3- Doc.8973 is a Security Manual and why is not a Safety
Manual?
4- Why Airport Security is a must but Airport Safety does not
exist?
5- Is a R/W secure or
Safe?
6- If security increases, do I feel more
safe or not?
7- To increase R/W Safety, do I have to increase the security
measures?
8- For Flight Safety, what is needed?
9- If I increase security, shall the airport be more Safe?
Şimdi de şu soruları
soralım;
Emniyet tedbirleri artınca kendimizi
daha da bir güvende mi hissederiz?
yoksa,
Daha Güvenli bir ortam için emniyet
tedbirlerini mi arttırırız?
Kelimeler,
kavramlardır.
Yaratılan bu kavram kargaşasına geç
değindiğimi biliyorum.
Kanunlar bile bu kargaşa içerisinde
isimlendirilmiş.
Yani deve misali, neresi
doğru?
Güvenlik kelimesi bakın daha
nerelerde kullanılıyor:
Ground Safety, Apron Safety, Safety Management, Technical Safety, Air
Navigation Safety, Operational Safety, Aircraft Safety, Safety Harness,
Emergency & Safety Equipment, Air Space Safety, Acceptable Level of Safety,
Safety of Passengers, Target Level of Safety, Safety Issue, Safety Standards,
Aviation Safety, Safety Hazards, Safety Accountability, Safety data collection
and processing systems, Safety Documents, Safety Related
Information.
Bu kavramların hiçbirinin yerine
"security" kelimesini
koyamazsınız.
Ama bu kavramlar, bir dizi emniyet
(secure) tedbirlerinden oluşur ve gücü oranında size
güven verir.
Yani hareket ve oluş ile
hissedeceğimiz “Güven” duygusu ve olgusudur.
“Emniyet” önlemleri bizim güven
duymamızı sağlar.
Güven hissi emniyeti
arttırmaz.
Artan emniyet önlemleri, güven
hissimizi güçlendirir.
Bu ikinci yazıma gelen cevaplar
anlamlıydı.
---
Sayın Başol.
Ne demek istediğinizi şimdi daha iyi
anlıyorum..
Sorun biraz da sanırım farklı bir dilde
kullanılan kelimelerin farklı dillerde nasıl dönüştüğü ile ilgili..
Derinlemesine düşününce ve biraz da Türkçe
düşününce anlatmak istediğiniz gayet açık ve haklı.
Anacak uluslararası bağlamda bu
derinlemesine yaklaşım sağlıklı mıdır onu bilemedim..

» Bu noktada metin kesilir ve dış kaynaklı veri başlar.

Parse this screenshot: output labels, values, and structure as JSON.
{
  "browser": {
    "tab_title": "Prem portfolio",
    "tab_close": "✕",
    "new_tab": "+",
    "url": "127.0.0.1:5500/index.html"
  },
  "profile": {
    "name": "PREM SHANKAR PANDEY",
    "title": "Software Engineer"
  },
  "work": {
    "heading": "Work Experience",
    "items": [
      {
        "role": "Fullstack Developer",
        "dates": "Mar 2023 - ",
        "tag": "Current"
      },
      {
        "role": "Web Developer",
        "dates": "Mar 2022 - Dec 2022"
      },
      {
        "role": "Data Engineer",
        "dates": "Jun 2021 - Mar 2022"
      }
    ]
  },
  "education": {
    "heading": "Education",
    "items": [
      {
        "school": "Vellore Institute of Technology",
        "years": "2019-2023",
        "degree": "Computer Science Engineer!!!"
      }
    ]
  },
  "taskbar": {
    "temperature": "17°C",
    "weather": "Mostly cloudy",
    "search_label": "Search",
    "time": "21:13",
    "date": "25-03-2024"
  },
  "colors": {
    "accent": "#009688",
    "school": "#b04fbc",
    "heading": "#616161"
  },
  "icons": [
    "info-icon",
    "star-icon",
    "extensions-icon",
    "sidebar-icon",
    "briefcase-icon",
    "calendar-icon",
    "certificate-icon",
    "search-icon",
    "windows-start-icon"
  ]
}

Beyin fırtınası yaptırdınız
düşündürdünüz..
Saygımla
---
Bu soru ile hiç aklıma gelmeyen bir
konu gündeme oturdu.
Hukuk ve hukuksal sorunlar
karşısındaki ikilem.
Biz bu kelimeleri yanlış yerlerde
kullanarak hukuksal kargaşa da yaratmıştık.
Bunların yansıması ne
olacaktı?
Örneklere devam
edelim.
Bakalım Türkçe bilgimiz ne
durumda.
Fransızca kelimelerin karşılıkları
Türkçemizde mevcut.
Po – ambar
entrepo - giriş ambarı
depo - çıkış ambarı
Peki neden Türkçe karşılığı var iken
kullanmayız ve hepsine depo deriz?
sürücü – conducteur
ısıtıcı – chauffeur
İlk arabaların motorları
soğuduklarında pistonları sıkıştırdıkları için çalıştırmak çok güç idi.
Hatırlayın el ile çevrilerek ilk ateşleme (ignition)
sağlanmakta idi.
Bu zorluğu alt etmek için araba
sahipleri bir tepsi içerisinde odun kömürü sürekli hazır tutar ve arabaya
ihtiyaç olduğunda üflenerek ısısı arttılır ve motorun
altına konarak, ısınması sağlanırdı.
Bu iş ile uğraşan kişiye "ısıtıcı"
yani chauffeur, bizim söylemimiz ile "şoför"
denirdi.
Şofben de aynı işi gören bir
ısıtıcıdır evlerde kullanılan.
Gidilen yerde de bir ısıtıcı olduğu
için "sürücü"den önemli idi
ısıtıcı.
Bundan dolayı, sürücüye ısıtıcı
denmesi pek yadırganmadı Fransızlarda bile.
Isıtılmaya gerek olmayan Tramvay
sürücüsüne neden Kondüktör "conducteur" dediğimizi
halen de anlamış değilim.
Her gün TV
seyrederiz.
Dikkat etmediğimiz o kadar çok şey
var ki!
Birisi kendine ENTIVI der, hâlbuki
onun Nergis Televizyonu olduğunu biliriz ve Türkçemizi bozmasına ses
çıkarmayız.
Üstelik bize nasıl hissedeceğimizi
bile söyler!
"Bu gün hava açık ve hissedilen
sıcaklık 24 derece olacak!"
Aslında ısı 22 derece. Bana ne
hissedeceğimi söyleyen bu Meteorolojist nasıl oluyor
da benim onun hakkında neler hissettiğimi bilemiyor?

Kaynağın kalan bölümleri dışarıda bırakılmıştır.